A few weeks ago, we wrote that several high-profile dealmakers were uneasy about future Manhattan space absorption despite today’s current strong market.
They asked not to be named for reasons that will be clear in a moment. So we kept their comments anonymous.
One big-league broker cited a “lack of depth” to the market beyond a handful of major negotiations going on.
A different broker pointed out that most large-scale transactions that — it is hoped — will be completed in the next 12 months will actually add to availability, because companies will leave behind more space than they’re moving into.
The modest qualms shared privately with us by certain major players apparently got under some skins, even though the column was far from doom and gloom.
Data we cited reflected a still-healthy leasing scene despite a first-quarter availability uptick to 11.7 percent from 10.6 percent in the same quarter of 2016, according to CBRE.
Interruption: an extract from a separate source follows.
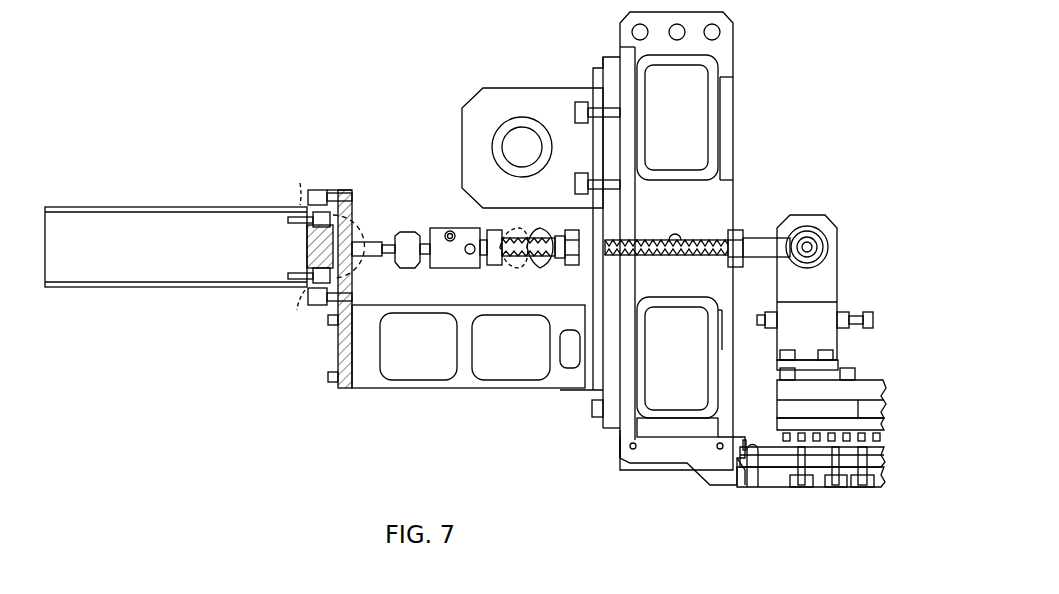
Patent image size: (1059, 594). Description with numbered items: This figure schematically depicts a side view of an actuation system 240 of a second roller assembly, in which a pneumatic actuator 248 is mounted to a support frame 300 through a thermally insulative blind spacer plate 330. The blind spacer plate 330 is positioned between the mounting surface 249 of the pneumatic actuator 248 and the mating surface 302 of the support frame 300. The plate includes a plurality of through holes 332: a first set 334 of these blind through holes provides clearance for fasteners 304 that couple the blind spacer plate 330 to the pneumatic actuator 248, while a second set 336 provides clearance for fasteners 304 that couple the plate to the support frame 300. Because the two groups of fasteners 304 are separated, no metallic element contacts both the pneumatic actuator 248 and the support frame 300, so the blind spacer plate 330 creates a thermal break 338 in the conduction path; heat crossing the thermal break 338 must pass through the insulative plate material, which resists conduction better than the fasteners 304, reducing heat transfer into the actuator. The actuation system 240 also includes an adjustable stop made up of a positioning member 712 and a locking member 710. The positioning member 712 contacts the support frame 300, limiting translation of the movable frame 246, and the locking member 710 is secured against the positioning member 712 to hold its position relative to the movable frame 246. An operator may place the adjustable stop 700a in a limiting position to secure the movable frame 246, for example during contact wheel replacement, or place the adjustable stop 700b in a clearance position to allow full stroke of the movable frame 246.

We also noted many ongoing negotiations for huge blocks of space. A few hadn’t even been previously reported, including a possible 600,000-square-foot blockbuster for Pfizer at Brookfield’s Manhattan West and 200,000 feet for Shiseido Cosmetics at L&L’s 390 Madison Ave.
However, our moles said that some landlords were worried about a lower but crucial market rung — deals of 100,000 square feet and under.
That prompted this retort in a July 5 mid-year market outlook report from Colliers International:
“Despite recent consternation among some real estate commentators [italics ours] that the market is weakening,” Colliers said, “especially for lower-profile deals less than 100,000 square feet,” leases from 25,000 to 99,999 square feet totaled 5.29 million square feet in the first half, “on par with 5.31 million in the first half of 2016 and ahead of 4.85 million feet in the same period two years ago.”
Colliers also noted strength in the investment-sale market, where the average office building price was up 7.5 percent over the same time last year.
Another report from Newmark Knight Frank noted strong activity in the under-100,000-square-foot field, which accounted for 60 percent of all the leases signed in the first half of 2017.
Both reports were politely called to our attention by no less than developer Bill Rudin, CEO of Rudin Management Co. and the incoming chairman of the Real Estate Board of New York. He cited strong recent leasing energy at his own properties as well as at those of others.
But to be clear, folks: The source who warned of “not that many deals as landlords would like” below 100,000 square feet was talking not about the past, but about the future — a story yet to be told.